Heimleitungen wie Beschäftigte erlebten die Auflagen und Vorschriften seitens der Ämter als undurchdacht und oft als realitätsuntauglich. Die Isolation alter Menschen wurde von vielen Pflegekräften als unmenschlich angesehen. Die Auflage, nur «bewachten» Besuch in separaten Besuchszimmern zu erlauben, scheiterte nicht selten an mangelnden Räumlichkeiten und konnte aufgrund des Personalmangels kaum realisiert werden. Skurril wurde es, wenn Schlaganfallfolgen mit schweren Schluckstörungen «auf Abstand» und mit doppeltem Mundschutz behandelt werden sollten.
Die Mehrheit der Befragten nahm und nimmt die Corona-Gefährdung ernst. Uns imponierte die hohe Bereitschaft vieler Pflegekräfte, sich zu engagieren, teilweise bis an der Rand der Erschöpfung.

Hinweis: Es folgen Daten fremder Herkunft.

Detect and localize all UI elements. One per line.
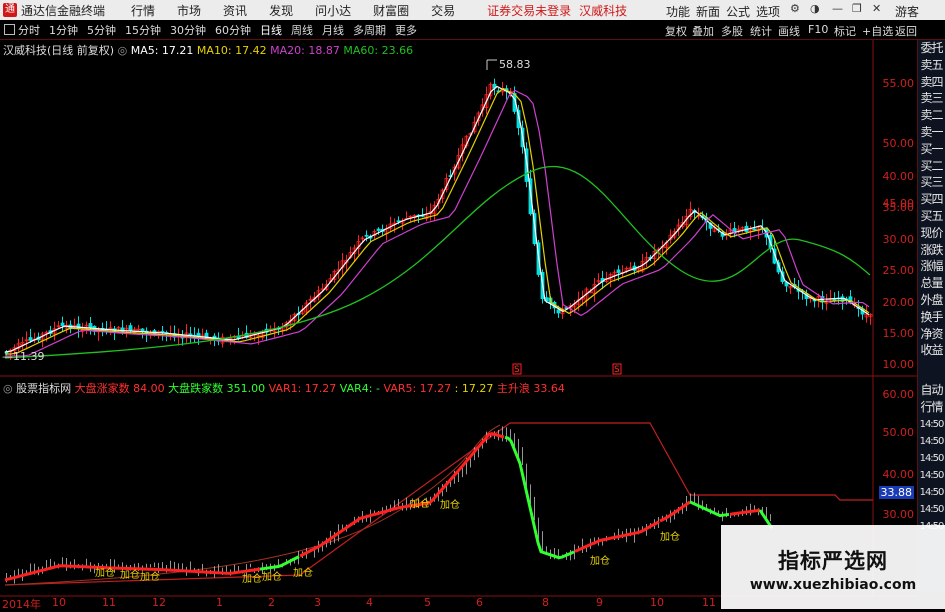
tick-item: 14:50: [919, 419, 945, 430]
wave-segment: [299, 432, 505, 558]
sidebar-item[interactable]: 委托: [918, 40, 945, 57]
date-tick: 11: [702, 596, 716, 609]
wave-segment: [689, 500, 730, 518]
sidebar-item[interactable]: 卖二: [918, 107, 945, 124]
date-tick: 11: [102, 596, 116, 609]
main-axis-tick: 10.00: [882, 358, 915, 371]
main-axis-tick: 50.00: [882, 137, 915, 150]
date-tick: 2: [268, 596, 275, 609]
candle-body: [364, 234, 369, 237]
date-tick: 5: [424, 596, 431, 609]
candle-body: [752, 228, 757, 231]
main-axis-tick: 15.00: [882, 327, 915, 340]
quote-sidebar: 委托 卖五 卖四 卖三 卖二 卖一 买一 买二 买三 买四 买五 现价 涨跌 涨…: [917, 40, 945, 390]
sidebar-item[interactable]: 外盘: [918, 292, 945, 309]
watermark-box: 指标严选网 www.xuezhibiao.com: [721, 525, 945, 609]
candle-body: [556, 309, 561, 314]
sub-axis-tick: 40.00: [882, 468, 915, 481]
date-tick: 10: [650, 596, 664, 609]
ma5-line: [4, 85, 870, 353]
ma10-line: [5, 87, 870, 355]
tick-item: 14:50: [919, 470, 945, 481]
watermark-url: www.xuezhibiao.com: [749, 577, 917, 593]
date-tick: 1: [216, 596, 223, 609]
date-tick: 9: [596, 596, 603, 609]
date-tick: 3: [314, 596, 321, 609]
sidebar-item[interactable]: 涨幅: [918, 258, 945, 275]
candle-body: [160, 330, 165, 333]
sidebar-item[interactable]: 净资: [918, 326, 945, 343]
date-tick: 12: [152, 596, 166, 609]
tick-item: 14:50: [919, 487, 945, 498]
tick-item[interactable]: 行情: [918, 399, 945, 416]
sidebar-item[interactable]: 卖四: [918, 74, 945, 91]
sidebar-item[interactable]: 总量: [918, 275, 945, 292]
main-price-axis: 55.00 50.00 45.00 40.00 35.00 30.00 25.0…: [873, 60, 918, 380]
date-tick: 10: [52, 596, 66, 609]
tick-item: 14:50: [919, 436, 945, 447]
sidebar-item[interactable]: 买三: [918, 174, 945, 191]
candle-body: [88, 323, 93, 329]
sidebar-item[interactable]: 买一: [918, 141, 945, 158]
candle-body: [376, 228, 381, 231]
date-tick: 6: [476, 596, 483, 609]
date-tick: 2014年: [2, 598, 41, 611]
low-price-label: —11.39: [2, 350, 45, 363]
main-axis-tick: 40.00: [882, 170, 915, 183]
wave-segment: [659, 500, 691, 523]
tick-item[interactable]: 自动: [918, 382, 945, 399]
sidebar-item[interactable]: 涨跌: [918, 242, 945, 259]
s-marker: S: [614, 365, 620, 375]
sidebar-item[interactable]: 现价: [918, 225, 945, 242]
candle-body: [60, 322, 65, 326]
sidebar-item[interactable]: 买五: [918, 208, 945, 225]
add-position-signal: 加仓: [242, 572, 262, 585]
wave-segment: [729, 508, 761, 516]
candle-body: [140, 328, 145, 332]
sidebar-item[interactable]: 卖五: [918, 57, 945, 74]
add-position-signal: 加仓: [590, 554, 610, 567]
main-axis-tick: 25.00: [882, 264, 915, 277]
sidebar-item[interactable]: 换手: [918, 309, 945, 326]
add-position-signal: 加仓: [660, 530, 680, 543]
date-tick: 8: [542, 596, 549, 609]
sidebar-item[interactable]: 卖一: [918, 124, 945, 141]
ma20-line: [5, 89, 870, 357]
main-axis-tick: 55.00: [882, 77, 915, 90]
add-position-signal: 加仓: [410, 497, 430, 510]
sub-axis-tick: 30.00: [882, 508, 915, 521]
main-axis-tick: 20.00: [882, 296, 915, 309]
add-position-signal: 加仓: [95, 566, 115, 579]
add-position-signal: 加仓: [262, 570, 282, 583]
sub-axis-highlight: 33.88: [878, 486, 914, 499]
tick-item: 14:50: [919, 453, 945, 464]
sub-axis-tick: 50.00: [882, 426, 915, 439]
sidebar-item[interactable]: 买四: [918, 191, 945, 208]
sidebar-item[interactable]: [918, 359, 945, 376]
sidebar-item[interactable]: 收益: [918, 342, 945, 359]
s-marker: S: [514, 365, 520, 375]
wave-segment: [504, 435, 575, 560]
date-tick: 4: [366, 596, 373, 609]
main-axis-tick: 30.00: [882, 233, 915, 246]
candle-body: [128, 325, 133, 331]
add-position-signal: 加仓: [293, 566, 313, 579]
watermark-title: 指标严选网: [778, 549, 888, 573]
sub-axis: 60.00 50.00 40.00 30.00 33.88: [873, 388, 918, 528]
high-price-label: 58.83: [499, 58, 531, 71]
candle-body: [196, 332, 201, 337]
candle-body: [28, 337, 33, 341]
candle-body: [616, 269, 621, 273]
add-position-signal: 加仓: [140, 570, 160, 583]
stock-chart[interactable]: 58.83—11.39S S加仓 加仓 加仓 加仓 加仓 加仓加仓 加仓加仓加仓: [0, 0, 945, 609]
sidebar-item[interactable]: 卖三: [918, 90, 945, 107]
sidebar-item[interactable]: 买二: [918, 158, 945, 175]
tick-item: 14:50: [919, 504, 945, 515]
sub-axis-tick: 60.00: [882, 388, 915, 401]
main-axis-tick: 35.00: [882, 201, 915, 214]
add-position-signal: 加仓: [440, 498, 460, 511]
add-position-signal: 加仓: [120, 568, 140, 581]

Ausschlaggebend für diese Bereitschaft ist eine hausinterne solidarische Atmosphäre. Dem entgegen wirken die mangelnde Gratifikation seitens der Politik und der Organisation.
«Ich glaube, dass Pflegekräfte in einer Krise auch mal bereit sind, alles zu geben, nur muss da auch mal irgendwann was zurückkommen. Es wurden uns ja schon jahrelang Zuschläge versprochen, doch auch jetzt, im fünften Monat dieser Ausnahmensituation, ist nichts passiert, keine Zuschläge, keinen Bonus, kein Nix. Ich muss kein Held sein, aber ich möchte anständig behandelt werden. Wir sind eigentlich ein Super-Team, doch dann stellt sich irgendwann der Frust ein, und das Schlimme ist ja, dass mit dem Frust auch der Teamgeist bröckelt».
Manche Stationsleitungen gaben den Druck, den sie «von oben» bekamen, an ihre Beschäftigten weiter, was die Atmosphäre im Team verschlechterte und das «Einzelkämpfertum» verstärkte. Wo Stationsleitungen eine partizipative Kultur pflegten, ihr Personal in die Entscheidungsprozesse einbezogen, wurde das Team als solidarisch und als Ressource wahrgenommen.
Die Corona-Pandemie hat einmal mehr offenkundig gemacht, dass Politik, Gesellschaft und Organisationen herausgefordert sind, Pflegearbeit die gesellschaftliche Wertschätzung zuzuerkennen, die sie verdient, den Pflegeberuf erkennbar attraktiver zu gestalten und dem Pflegenotstand entgegen zu wirken. Kranken- und Altenpflege erfordern eine andere Rationalität als die der betrieblichen Profitablität.
*Der Auszug basiert auf einer Zusammenfassung der Studie, die in Lunapark21 vom Januar 2021 erschienen ist (www.wolfgang-hien.de/download/Pflege-2020.pdf).
Wolfgang Hien ist Arbeits- und Gesundheitswissenschaftler in Bremen. Hubertus von Schwarzkopf ist Mitglied im Ausschuss für Arbeitsmedizin beim Bundesministerium für Arbeit und Soziales (BMAS).